I read an interesting article on risk this morning. “When Safety Proves Dangerous.”

It mentions one idea (risk transference) that feels to me as if it might be related to problems we’re seeing in policing in America. I believe that rich (and frequently white) people have used the police to make themselves feel safer, while ignoring the fact that they’ve transferred the risks to poor (and frequently Black or brown) communities. Since we’re raised to believe that people not like us are not as real as we are, not as valuable as we are, it makes it easier to ignore the damage our policies are doing to other humans.

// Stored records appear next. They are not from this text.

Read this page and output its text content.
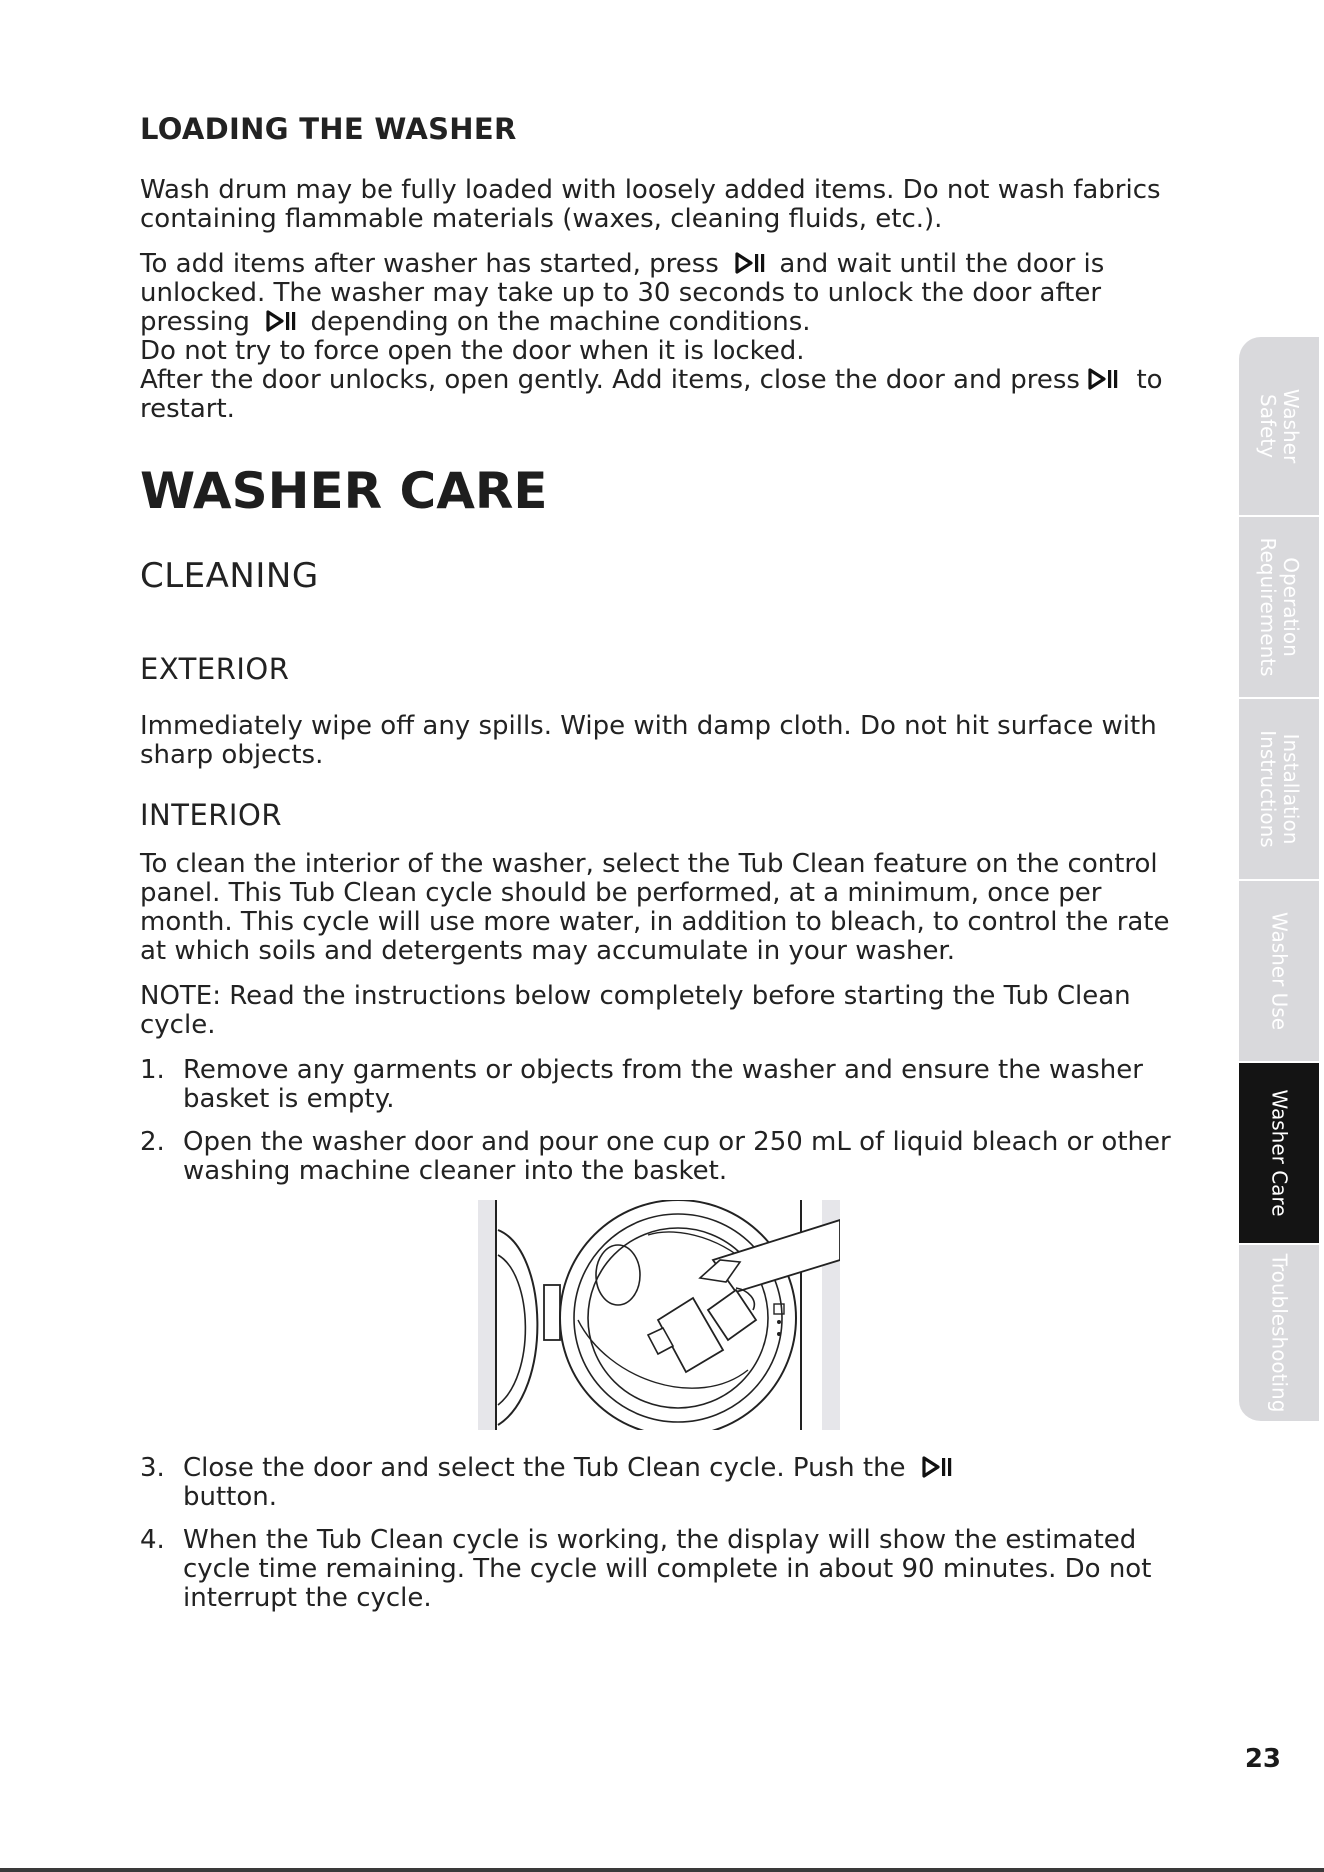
LOADING THE WASHER

Wash drum may be fully loaded with loosely added items. Do not wash fabrics containing flammable materials (waxes, cleaning fluids, etc.).

To add items after washer has started, press and wait until the door is unlocked. The washer may take up to 30 seconds to unlock the door after pressing depending on the machine conditions.
Do not try to force open the door when it is locked.
After the door unlocks, open gently. Add items, close the door and press to restart.

WASHER CARE
CLEANING
EXTERIOR

Immediately wipe off any spills. Wipe with damp cloth. Do not hit surface with sharp objects.

INTERIOR

To clean the interior of the washer, select the Tub Clean feature on the control panel. This Tub Clean cycle should be performed, at a minimum, once per month. This cycle will use more water, in addition to bleach, to control the rate at which soils and detergents may accumulate in your washer.

NOTE: Read the instructions below completely before starting the Tub Clean cycle.

1. Remove any garments or objects from the washer and ensure the washer basket is empty.
2. Open the washer door and pour one cup or 250 mL of liquid bleach or other washing machine cleaner into the basket.
3. Close the door and select the Tub Clean cycle. Push the

button.
4. When the Tub Clean cycle is working, the display will show the estimated cycle time remaining. The cycle will complete in about 90 minutes. Do not interrupt the cycle.
Washer
Safety
Operation
Requirements
Installation
Instructions
Washer Use
Washer Care
Troubleshooting
23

We’ve literally dehumanized each other.

I believe that among many other changes that we need, we need to change the methods, aims, and culture of our police.

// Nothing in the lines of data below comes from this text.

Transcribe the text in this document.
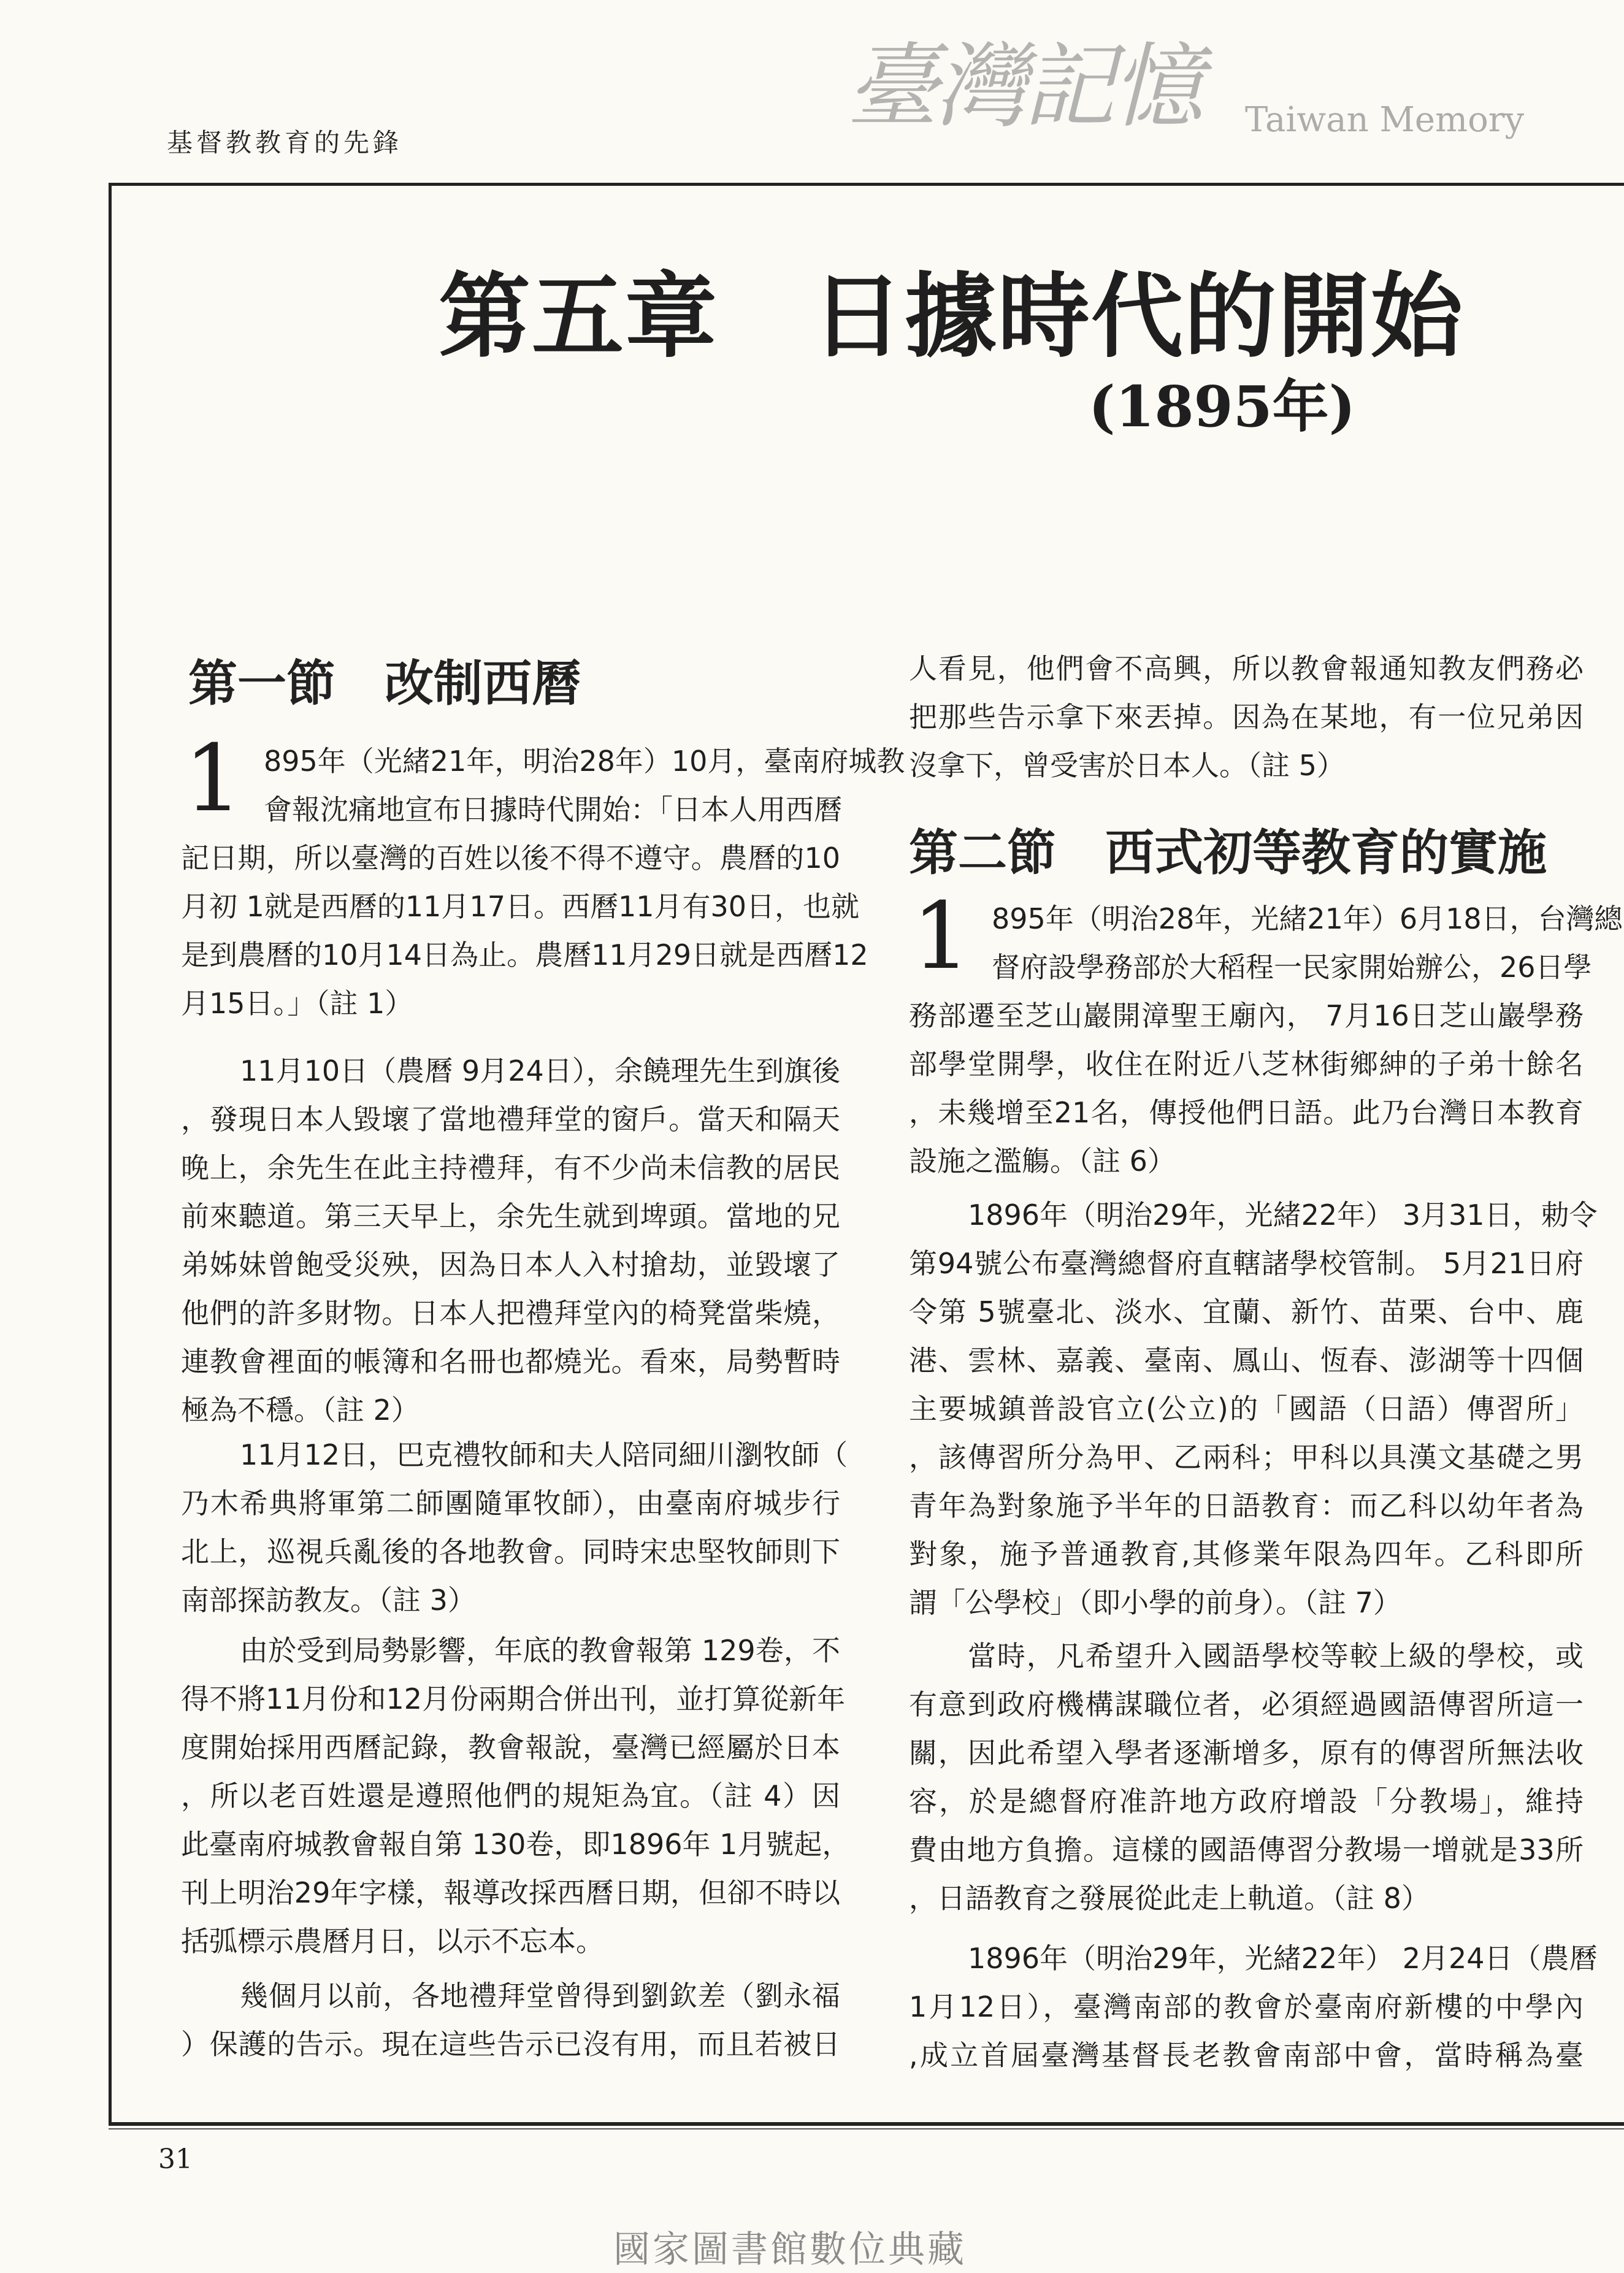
基督教教育的先鋒
第五章　日據時代的開始
(1895年)
第一節　改制西曆
1 895年（光緒21年，明治28年）10月，臺南府城教
會報沈痛地宣布日據時代開始：「日本人用西曆
記日期，所以臺灣的百姓以後不得不遵守。農曆的10
月初 1就是西曆的11月17日。西曆11月有30日，也就
是到農曆的10月14日為止。農曆11月29日就是西曆12
月15日。」（註 1）
11月10日（農曆 9月24日），余饒理先生到旗後
，發現日本人毀壞了當地禮拜堂的窗戶。當天和隔天
晚上，余先生在此主持禮拜，有不少尚未信教的居民
前來聽道。第三天早上，余先生就到埤頭。當地的兄
弟姊妹曾飽受災殃，因為日本人入村搶劫，並毀壞了
他們的許多財物。日本人把禮拜堂內的椅凳當柴燒，
連教會裡面的帳簿和名冊也都燒光。看來，局勢暫時
極為不穩。（註 2）
11月12日，巴克禮牧師和夫人陪同細川瀏牧師（
乃木希典將軍第二師團隨軍牧師），由臺南府城步行
北上，巡視兵亂後的各地教會。同時宋忠堅牧師則下
南部探訪教友。（註 3）
由於受到局勢影響，年底的教會報第 129卷，不
得不將11月份和12月份兩期合併出刊，並打算從新年
度開始採用西曆記錄，教會報說，臺灣已經屬於日本
，所以老百姓還是遵照他們的規矩為宜。（註 4）因
此臺南府城教會報自第 130卷，即1896年 1月號起，
刊上明治29年字樣，報導改採西曆日期，但卻不時以
括弧標示農曆月日，以示不忘本。
幾個月以前，各地禮拜堂曾得到劉欽差（劉永福
）保護的告示。現在這些告示已沒有用，而且若被日
人看見，他們會不高興，所以教會報通知教友們務必
把那些告示拿下來丟掉。因為在某地，有一位兄弟因
沒拿下，曾受害於日本人。（註 5）
第二節　西式初等教育的實施
1 895年（明治28年，光緒21年）6月18日，台灣總
督府設學務部於大稻程一民家開始辦公，26日學
務部遷至芝山巖開漳聖王廟內， 7月16日芝山巖學務
部學堂開學，收住在附近八芝林街鄉紳的子弟十餘名
，未幾增至21名，傳授他們日語。此乃台灣日本教育
設施之濫觴。（註 6）
1896年（明治29年，光緒22年） 3月31日，勅令
第94號公布臺灣總督府直轄諸學校管制。 5月21日府
令第 5號臺北、淡水、宜蘭、新竹、苗栗、台中、鹿
港、雲林、嘉義、臺南、鳳山、恆春、澎湖等十四個
主要城鎮普設官立(公立)的「國語（日語）傳習所」
，該傳習所分為甲、乙兩科；甲科以具漢文基礎之男
青年為對象施予半年的日語教育：而乙科以幼年者為
對象，施予普通教育,其修業年限為四年。乙科即所
謂「公學校」（即小學的前身）。（註 7）
當時，凡希望升入國語學校等較上級的學校，或
有意到政府機構謀職位者，必須經過國語傳習所這一
關，因此希望入學者逐漸增多，原有的傳習所無法收
容，於是總督府准許地方政府增設「分教場」，維持
費由地方負擔。這樣的國語傳習分教場一增就是33所
，日語教育之發展從此走上軌道。（註 8）
1896年（明治29年，光緒22年） 2月24日（農曆
1月12日），臺灣南部的教會於臺南府新樓的中學內
,成立首屆臺灣基督長老教會南部中會，當時稱為臺
臺灣記憶 Taiwan Memory
31
國家圖書館數位典藏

Changing the structure of policing doesn’t necessarily mean shifting the risk back to the rich people (which is what is white people fear) …we know that the rich people will never let that happen.

If done well, it might mean reducing the risk level for everyone. IMHO, the possibility of this actually happening hinges on a change away from behavior change modeled as punishment.

I’m not smart enough to guess what that model might look like. I’ve seen some indications that other countries have found more humane policing structures. In any case, it’s clear that the punishment model of law enforcement is not working.

When we see something stated starkly as ‘Beatings will continue until morale improves,‘ we recognize the absurdity of it, but we accept variations of that every day.

When police respond to protests against police violence with even more extreme police violence, many of us will just see it as ‘getting the situation under control,’ entirely missing the absurdity of it.

These riots will eventually end, as previous summers of violence have. But at some point, we as a nation have to do something about the underlying problems, because even if the people in power can ignore the injustice, the people suffering will not forget it.

Nor should we, who are less directly affected by the injustice. Because guess what? We all are affected by it. This is a poison in our nation, like the lead in the water in Flint. The systemic racism, the violence against the disenfranchised persons in our communities, is a bit like the coronavirus. Like the virus, it may be invisible to us, but it is no less deadly.


Note: This post is probably even rougher than my usual ranting. It’s because I’m trying to write something for my other blog, and this stuff kept churning in my mind, so I thought I’d type it out to get it out of my thoughts.